THE LONG RUN. WHEN LESS MAY BE MORE.

Compounding works both ways. Sustained market trends and periods of low volatility can result in positive effects on returns. Over a longer timeframe, the same S&P 500® Index experienced much less overall volatility than in the previous shorter time period.

PPLC’s benchmark index gained 48.53% over the holding period. PPLC gained 61.88%. That’s 13.35 percentage points MORE than 125% of the benchmark’s return.

Depending upon the path of the index over longer periods, compounding may have a positive or negative impact on the returns of leveraged funds. Due to periods of negative compounding caused by index volatility, a fund’s return may be negative in the same period that its index’s return is flat or positive. PortfolioPlus ETFs are intended to be used by investors who understand leverage risk and the effects of compounding, and intend to monitor their portfolios.


Past performance does not guarantee future results. For the most recent standardized performance and month-end performance, click here.

 

POTENTIAL FOR ENHANCED RETURNS WITH MINIMAL NEGATIVE COMPOUNDING

Unlike highly leveraged ETFs employed by short-term traders, PortfolioPlus ETFs can potentially be used for longer term investors. PortfolioPlus ETFs help you seek enhanced daily returns with minimal negative compounding, allowing investors to manage them easily within longer term asset allocation strategies.

During periods of low volatility in rising markets the ETFs provide added strength that can overcome the short-term impact of negative compounding.

SPX and Its Rolling 30-Day Index Volatility

The graph above shows total cumulative returns and volatility of the S&P 500 since 12/31/1985. The straight diagonal line in the chart represents a trend line. The returns scale starts at 0%.

If you are a long-term investor who counts on the principle that markets generally rise over time, and periods of extreme volatility are typically short in duration and less common than periods of low to moderate volatility, then you can see how PortfolioPlus ETFs can potentially add value to your portfolio.

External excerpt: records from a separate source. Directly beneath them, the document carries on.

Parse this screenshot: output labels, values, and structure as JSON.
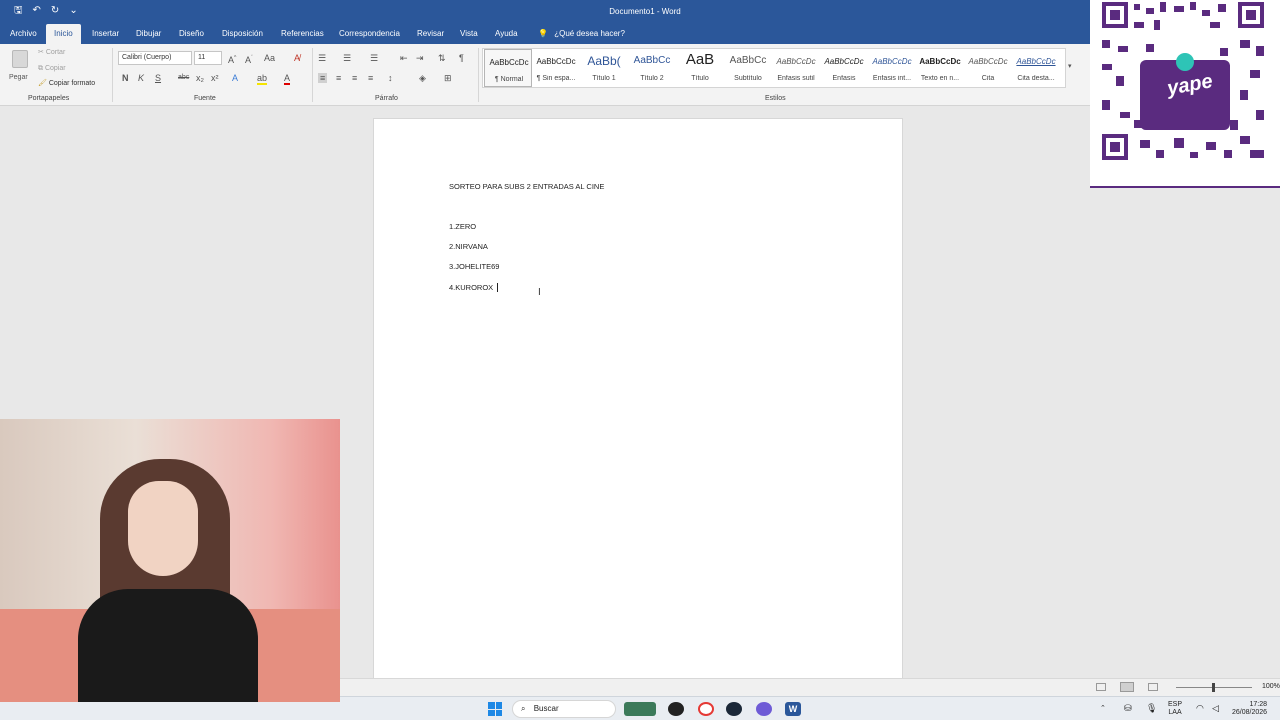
{
  "window": {
    "title": "Documento1 - Word"
  },
  "tabs": [
    {
      "label": "Archivo"
    },
    {
      "label": "Inicio"
    },
    {
      "label": "Insertar"
    },
    {
      "label": "Dibujar"
    },
    {
      "label": "Diseño"
    },
    {
      "label": "Disposición"
    },
    {
      "label": "Referencias"
    },
    {
      "label": "Correspondencia"
    },
    {
      "label": "Revisar"
    },
    {
      "label": "Vista"
    },
    {
      "label": "Ayuda"
    }
  ],
  "tell_me": "¿Qué desea hacer?",
  "clipboard": {
    "paste": "Pegar",
    "cut": "Cortar",
    "copy": "Copiar",
    "format_painter": "Copiar formato",
    "label": "Portapapeles"
  },
  "font": {
    "name": "Calibri (Cuerpo)",
    "size": "11",
    "bold": "N",
    "italic": "K",
    "underline": "S",
    "strike": "abc",
    "label": "Fuente"
  },
  "paragraph": {
    "label": "Párrafo"
  },
  "styles": {
    "label": "Estilos",
    "items": [
      {
        "sample": "AaBbCcDc",
        "name": "¶ Normal"
      },
      {
        "sample": "AaBbCcDc",
        "name": "¶ Sin espa..."
      },
      {
        "sample": "AaBb(",
        "name": "Título 1"
      },
      {
        "sample": "AaBbCc",
        "name": "Título 2"
      },
      {
        "sample": "AaB",
        "name": "Título"
      },
      {
        "sample": "AaBbCc",
        "name": "Subtítulo"
      },
      {
        "sample": "AaBbCcDc",
        "name": "Énfasis sutil"
      },
      {
        "sample": "AaBbCcDc",
        "name": "Énfasis"
      },
      {
        "sample": "AaBbCcDc",
        "name": "Énfasis int..."
      },
      {
        "sample": "AaBbCcDc",
        "name": "Texto en n..."
      },
      {
        "sample": "AaBbCcDc",
        "name": "Cita"
      },
      {
        "sample": "AaBbCcDc",
        "name": "Cita desta..."
      }
    ]
  },
  "document": {
    "heading": "SORTEO PARA SUBS 2 ENTRADAS AL CINE",
    "lines": [
      "1.ZERO",
      "2.NIRVANA",
      "3.JOHELITE69",
      "4.KUROROX"
    ]
  },
  "status": {
    "zoom": "100%"
  },
  "taskbar": {
    "search": "Buscar",
    "lang": "ESP",
    "lang2": "LAA",
    "time": "17:28",
    "date": "26/08/2026"
  },
  "overlay": {
    "qr_brand": "yape"
  },
  "colors": {
    "word_blue": "#2b579a",
    "qr_purple": "#5a2b7f"
  }
}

PORTFOLIOPLUS ETFs LINEUP.


 

Shares of the PortfolioPlus ETFs are bought and sold at market price (not NAV) and are not individually redeemed from a Fund. Market Price returns are based upon the midpoint of the bid/ask spread at 4:00 pm EST (when NAV is normally calculated) and do not represent the returns you would receive if you traded shares at other times. Brokerage commissions will reduce returns. Fund returns assume that dividends and capital gains distributions have been reinvested in the Fund at NAV. Some performance results reflect expense reimbursements or recoupments and fee waivers in effect during certain periods shown. Absent these reimbursements or recoupments and fee waivers, results would have been less favorable.

PortfolioPlus ETFs seek returns that are 125% the return of their benchmark indexes for a single day. The funds should not be expected to provide 1.25 times the return of their benchmarks’ cumulative return for periods greater than a day. Investing in PortfolioPlus ETFs may be more volatile than investing in broadly diversified funds. Compounding affects all investments, but has more impact on leveraged funds, particularly during periods of higher index volatility and longer holding periods. Due to periods of negative compounding caused by index volatility, a fund’s return may be negative in the same period that its index’s return is flat or positive. PortfolioPlus ETFs are intended to be used by investors who understand leverage risk and the effects of compounding, and intend to monitor their portfolios.